My first experience in 1970 was, as stated elsewhere in this edition, to see a Graefe knife used to open the eye. My own first cataract removal in 1972 was an intracapsular extraction with no implant. At the end of 1978 I saw phacoemulsification and lens implantation as I joined Eric Arnott at Charing Cross Hospital in London. This changed my life in ophthalmology.

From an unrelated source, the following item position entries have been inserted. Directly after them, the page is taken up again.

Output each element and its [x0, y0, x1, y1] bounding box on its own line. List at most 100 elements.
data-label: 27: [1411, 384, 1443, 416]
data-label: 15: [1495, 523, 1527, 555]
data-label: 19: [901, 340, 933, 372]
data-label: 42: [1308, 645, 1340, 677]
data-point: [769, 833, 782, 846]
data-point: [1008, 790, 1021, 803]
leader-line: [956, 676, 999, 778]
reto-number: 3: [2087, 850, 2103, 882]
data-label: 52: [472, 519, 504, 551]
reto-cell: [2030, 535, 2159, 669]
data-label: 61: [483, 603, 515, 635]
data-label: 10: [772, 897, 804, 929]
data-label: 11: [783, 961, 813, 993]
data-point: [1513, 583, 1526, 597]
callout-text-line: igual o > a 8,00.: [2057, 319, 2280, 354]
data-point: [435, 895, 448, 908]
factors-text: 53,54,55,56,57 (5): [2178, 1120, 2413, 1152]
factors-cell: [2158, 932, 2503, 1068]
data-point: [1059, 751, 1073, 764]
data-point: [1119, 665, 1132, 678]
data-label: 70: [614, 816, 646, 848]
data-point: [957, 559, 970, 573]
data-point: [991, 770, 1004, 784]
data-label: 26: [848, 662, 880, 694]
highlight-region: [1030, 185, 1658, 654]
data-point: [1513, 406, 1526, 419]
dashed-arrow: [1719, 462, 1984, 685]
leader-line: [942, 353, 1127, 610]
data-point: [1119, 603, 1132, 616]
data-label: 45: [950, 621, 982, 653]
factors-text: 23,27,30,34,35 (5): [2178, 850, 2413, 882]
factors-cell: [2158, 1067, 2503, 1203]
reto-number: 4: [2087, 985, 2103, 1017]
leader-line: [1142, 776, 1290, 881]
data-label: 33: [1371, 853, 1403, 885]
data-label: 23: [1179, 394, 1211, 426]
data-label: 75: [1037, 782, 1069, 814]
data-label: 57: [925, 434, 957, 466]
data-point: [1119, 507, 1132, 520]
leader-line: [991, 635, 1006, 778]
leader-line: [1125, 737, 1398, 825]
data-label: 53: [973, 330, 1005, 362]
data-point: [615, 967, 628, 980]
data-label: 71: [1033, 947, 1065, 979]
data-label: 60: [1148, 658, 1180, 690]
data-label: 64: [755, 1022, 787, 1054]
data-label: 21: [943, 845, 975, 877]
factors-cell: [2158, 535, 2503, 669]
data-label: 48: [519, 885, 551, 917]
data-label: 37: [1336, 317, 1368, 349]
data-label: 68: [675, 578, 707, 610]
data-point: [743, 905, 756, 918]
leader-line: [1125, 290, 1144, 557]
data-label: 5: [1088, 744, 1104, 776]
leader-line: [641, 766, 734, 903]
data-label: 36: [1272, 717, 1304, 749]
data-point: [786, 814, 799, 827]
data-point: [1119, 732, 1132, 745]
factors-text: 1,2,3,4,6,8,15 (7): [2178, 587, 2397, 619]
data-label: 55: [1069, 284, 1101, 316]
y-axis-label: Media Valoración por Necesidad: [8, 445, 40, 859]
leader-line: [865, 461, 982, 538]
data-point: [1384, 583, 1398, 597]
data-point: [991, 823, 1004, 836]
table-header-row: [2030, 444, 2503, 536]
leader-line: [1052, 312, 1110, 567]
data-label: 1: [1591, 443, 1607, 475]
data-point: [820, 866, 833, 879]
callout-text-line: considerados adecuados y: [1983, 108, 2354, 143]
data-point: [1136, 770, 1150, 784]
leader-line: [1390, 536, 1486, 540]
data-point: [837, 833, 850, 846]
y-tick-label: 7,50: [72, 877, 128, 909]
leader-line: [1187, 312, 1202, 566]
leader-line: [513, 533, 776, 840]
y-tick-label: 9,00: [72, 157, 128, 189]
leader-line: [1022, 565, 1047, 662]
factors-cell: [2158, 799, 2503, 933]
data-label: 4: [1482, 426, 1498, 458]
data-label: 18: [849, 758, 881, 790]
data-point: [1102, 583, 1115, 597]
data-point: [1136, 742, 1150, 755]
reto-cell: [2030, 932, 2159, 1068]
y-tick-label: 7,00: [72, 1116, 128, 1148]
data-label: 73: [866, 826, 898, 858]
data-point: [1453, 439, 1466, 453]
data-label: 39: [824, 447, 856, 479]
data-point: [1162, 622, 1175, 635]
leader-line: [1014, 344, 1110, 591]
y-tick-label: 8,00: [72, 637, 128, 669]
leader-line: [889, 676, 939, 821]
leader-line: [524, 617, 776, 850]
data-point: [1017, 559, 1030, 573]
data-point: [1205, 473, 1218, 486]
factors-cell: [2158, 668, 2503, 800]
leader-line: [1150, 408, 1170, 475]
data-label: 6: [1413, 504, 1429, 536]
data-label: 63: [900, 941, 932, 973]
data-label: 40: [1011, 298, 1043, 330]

Also for the first time I became very aware that the capsule needed to be opened to remove the nucleus from the eye. When I did my first phaco in January 1979 I used the “Christmas tree” technique. That was the easy part; getting the nucleus to prolapse into the anterior chamber for emulsification was the most challenging. Very soon after this Eric and I started to use the “can opener” capsulotomy which gave better access to the nucleus and allowed posterior chamber or at least iris plane phaco.
STANDING OVATION
In 1986 at a meeting in Bordeaux, having performed my live surgery as had Charlie Kelman, we were sitting together in the audience when Jürgen Greite from Munich performed the Neuhann style capsulorhexis most beautifully. Not only were Charlie and I stunned, the whole audience was silenced until he finished. Then there was a standing ovation. This was going to change the way that phaco was performed but it did not happen overnight.

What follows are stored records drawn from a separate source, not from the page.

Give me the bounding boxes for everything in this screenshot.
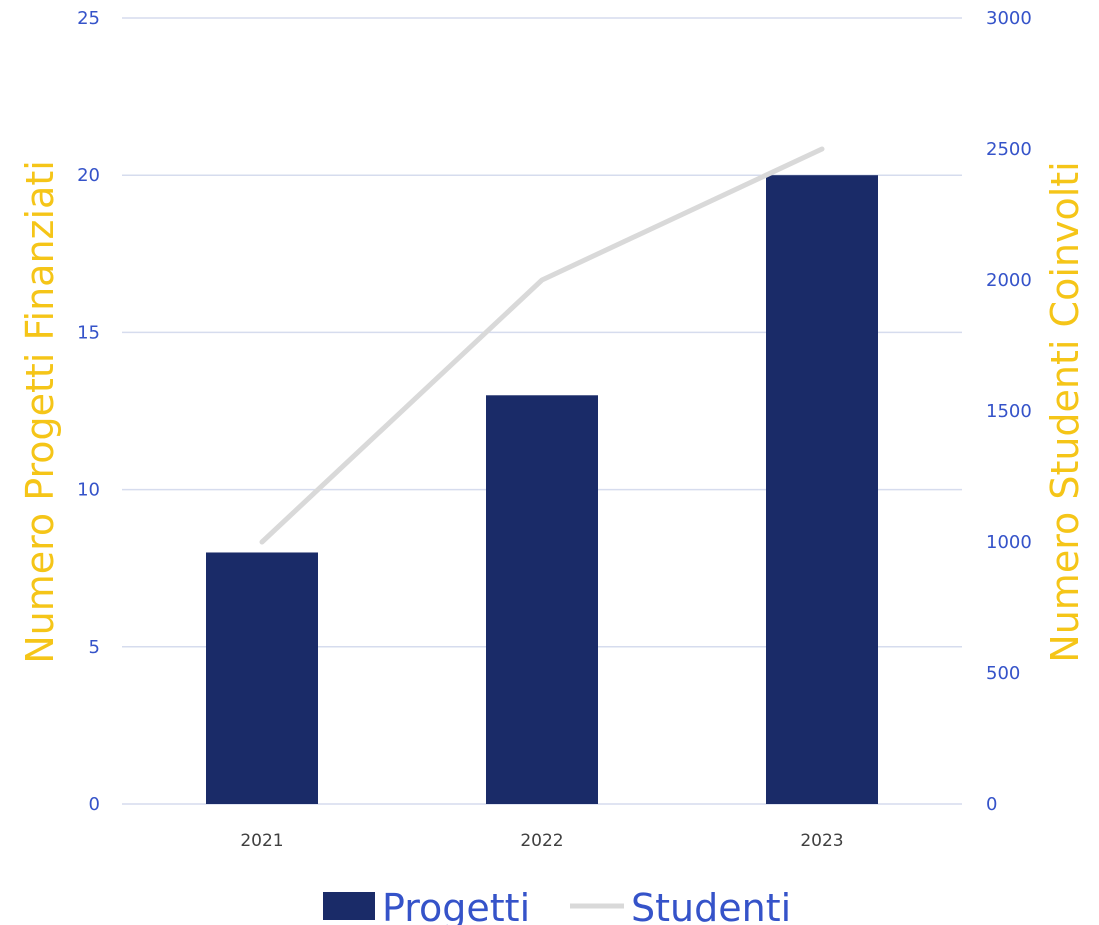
line-series-studenti <box>259 146 825 545</box>
bar-2023 <box>766 175 878 804</box>
right-axis-title: Numero Studenti Coinvolti <box>1043 161 1087 662</box>
right-tick-label-0: 0 <box>986 794 997 815</box>
right-tick-label-1500: 1500 <box>986 401 1032 422</box>
bar-series-progetti <box>206 175 878 804</box>
right-axis-ticks: 0 500 1000 1500 2000 2500 3000 <box>986 8 1032 815</box>
right-tick-label-3000: 3000 <box>986 8 1032 29</box>
legend-label-studenti: Studenti <box>631 886 791 925</box>
legend-swatch-progetti <box>323 892 375 920</box>
x-tick-label-2022: 2022 <box>520 831 563 851</box>
legend: Progetti Studenti <box>323 886 791 925</box>
left-tick-label-15: 15 <box>77 322 100 343</box>
line-studenti <box>259 146 825 545</box>
bar-2022 <box>486 395 598 804</box>
left-tick-label-5: 5 <box>89 637 100 658</box>
right-tick-label-500: 500 <box>986 663 1020 684</box>
right-tick-label-2500: 2500 <box>986 139 1032 160</box>
x-tick-label-2023: 2023 <box>800 831 843 851</box>
right-tick-label-1000: 1000 <box>986 532 1032 553</box>
left-tick-label-10: 10 <box>77 480 100 501</box>
left-tick-label-0: 0 <box>89 794 100 815</box>
left-axis-title: Numero Progetti Finanziati <box>18 160 62 664</box>
x-tick-label-2021: 2021 <box>240 831 283 851</box>
bar-2021 <box>206 552 318 804</box>
left-tick-label-20: 20 <box>77 165 100 186</box>
x-axis-ticks: 2021 2022 2023 <box>240 831 843 851</box>
left-tick-label-25: 25 <box>77 8 100 29</box>
right-tick-label-2000: 2000 <box>986 270 1032 291</box>
legend-label-progetti: Progetti <box>382 886 530 925</box>
left-axis-ticks: 0 5 10 15 20 25 <box>77 8 100 815</box>
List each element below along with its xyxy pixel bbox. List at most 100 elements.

By the time EuroTimes was born 20 years ago, most surgeons were performing phacoemulsification. They may have been using a variety of techniques to break up the nucleus, but all used capsulorhexis, creating the capsular opening either with a needle or specially designed forceps like those of Peter Utrata.

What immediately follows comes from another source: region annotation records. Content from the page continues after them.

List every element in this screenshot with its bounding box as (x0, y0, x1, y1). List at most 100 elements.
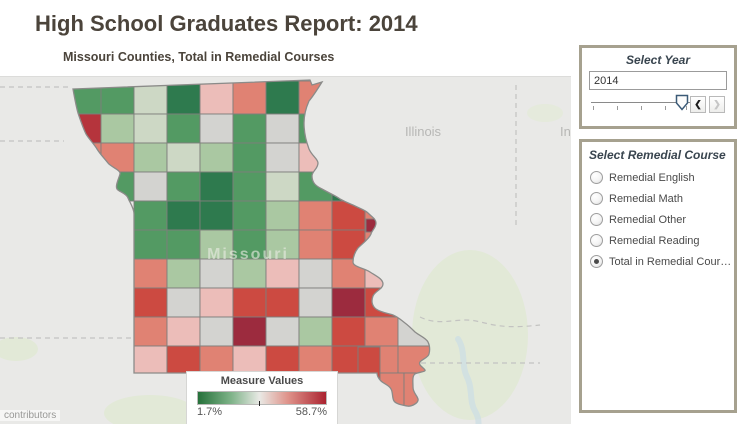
county[interactable] (232, 258, 267, 289)
state-border-dashes (419, 316, 541, 328)
county[interactable] (68, 80, 102, 115)
county[interactable] (298, 316, 333, 347)
county[interactable] (357, 346, 381, 407)
county[interactable] (298, 258, 333, 289)
county[interactable] (331, 229, 366, 260)
radio-option-remedial-math[interactable]: Remedial Math (588, 188, 728, 209)
county[interactable] (364, 258, 399, 289)
county[interactable] (133, 345, 168, 374)
county[interactable] (100, 80, 135, 115)
county[interactable] (232, 113, 267, 144)
county[interactable] (133, 316, 168, 347)
county[interactable] (199, 113, 234, 144)
county[interactable] (166, 113, 201, 144)
county[interactable] (265, 142, 300, 173)
radio-option-total-in-remedial[interactable]: Total in Remedial Cour… (588, 251, 731, 272)
county[interactable] (265, 171, 300, 202)
county[interactable] (199, 171, 234, 202)
county[interactable] (166, 316, 201, 347)
county[interactable] (232, 316, 267, 347)
radio-option-remedial-other[interactable]: Remedial Other (588, 209, 728, 230)
year-slider-track[interactable] (591, 102, 695, 103)
county[interactable] (331, 287, 366, 318)
county[interactable] (331, 316, 366, 347)
county[interactable] (232, 200, 267, 231)
county[interactable] (199, 316, 234, 347)
page-subtitle: Missouri Counties, Total in Remedial Cou… (63, 50, 335, 64)
county[interactable] (232, 171, 267, 202)
course-panel-title: Select Remedial Course (589, 148, 726, 162)
county[interactable] (100, 171, 135, 202)
county[interactable] (265, 80, 300, 115)
legend-gradient (197, 391, 327, 406)
county[interactable] (331, 258, 366, 289)
county[interactable] (166, 258, 201, 289)
county[interactable] (364, 316, 399, 347)
county[interactable] (100, 113, 135, 144)
county[interactable] (265, 287, 300, 318)
radio-icon (590, 192, 603, 205)
county[interactable] (365, 218, 377, 233)
radio-option-remedial-english[interactable]: Remedial English (588, 167, 728, 188)
county[interactable] (133, 200, 168, 231)
county[interactable] (133, 171, 168, 202)
county[interactable] (166, 171, 201, 202)
county[interactable] (265, 113, 300, 144)
county[interactable] (298, 80, 333, 115)
county[interactable] (232, 345, 267, 374)
county[interactable] (232, 287, 267, 318)
next-year-button[interactable]: ❯ (709, 96, 725, 113)
county[interactable] (298, 171, 333, 202)
county[interactable] (133, 258, 168, 289)
county-shapes[interactable] (68, 80, 431, 407)
county[interactable] (379, 372, 405, 407)
year-slider-thumb[interactable] (675, 94, 689, 111)
county[interactable] (265, 345, 300, 374)
county[interactable] (298, 229, 333, 260)
county[interactable] (331, 113, 366, 144)
year-panel-title: Select Year (625, 53, 691, 67)
forest-patch (527, 104, 563, 122)
choropleth-map[interactable]: Illinois In Missouri Measure Values 1.7%… (0, 76, 571, 424)
county[interactable] (166, 80, 201, 115)
prev-year-button[interactable]: ❮ (690, 96, 706, 113)
county[interactable] (265, 258, 300, 289)
county[interactable] (199, 345, 234, 374)
county[interactable] (364, 229, 399, 260)
radio-icon (590, 255, 603, 268)
county[interactable] (298, 287, 333, 318)
county[interactable] (100, 142, 135, 173)
slider-tick (686, 106, 687, 110)
county[interactable] (166, 287, 201, 318)
county[interactable] (68, 113, 102, 144)
county[interactable] (166, 229, 201, 260)
county[interactable] (331, 80, 366, 115)
forest-patch (0, 337, 38, 361)
county[interactable] (199, 142, 234, 173)
county[interactable] (133, 229, 168, 260)
county[interactable] (166, 142, 201, 173)
select-year-panel: Select Year ❮ ❯ (579, 45, 737, 129)
county[interactable] (265, 200, 300, 231)
county[interactable] (166, 345, 201, 374)
county[interactable] (232, 80, 267, 115)
county[interactable] (364, 287, 399, 318)
county[interactable] (199, 287, 234, 318)
color-legend: Measure Values 1.7% 58.7% (186, 371, 338, 424)
county[interactable] (199, 200, 234, 231)
county[interactable] (331, 200, 366, 231)
county[interactable] (265, 316, 300, 347)
county[interactable] (331, 142, 366, 173)
county[interactable] (298, 200, 333, 231)
county[interactable] (232, 142, 267, 173)
county[interactable] (166, 200, 201, 231)
county[interactable] (133, 113, 168, 144)
county[interactable] (133, 287, 168, 318)
year-input[interactable] (589, 71, 727, 90)
county[interactable] (298, 345, 333, 374)
county[interactable] (133, 142, 168, 173)
county[interactable] (199, 258, 234, 289)
water-patch (455, 336, 482, 424)
county[interactable] (199, 80, 234, 115)
radio-option-remedial-reading[interactable]: Remedial Reading (588, 230, 728, 251)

This really where capsule matters stood until the late noughties when a new technology emerged for parts of the cataract procedure, the femtosecond laser. As has been stated elsewhere, Zoltan Nagy was the pioneer here who showed how perfectly round, consistently sized capsulotomies could be produced. The femtosecond laser could also make incisions and break up the nucleus all under optical coherence tomography or similar control. Although there was considerable initial excitement associated with femtosecond laser-assisted cataract surgery (FLACS) this has somewhat waned.
Cost has been a major issue and also there has as yet been no refractive outcome advantage demonstrated. There was significant agreement among FLACS users, however, that the most important function of the laser was to create the capsulotomy. So was it going to be possible to do this by other means?
As reported in the cover story, there are two new technologies which aim to do this. One, CAPSULaser, has the advantage of small size - it bolts on to the operating microscope. The other is a handheld thermal device, Zepto, which is applied to the capsule to create the capsulotomy. There are now intraocular lenses out there, Oculentis FEMTIS and Morcher ND, to take advantage of these developments. Time will tell whether outcomes will improve.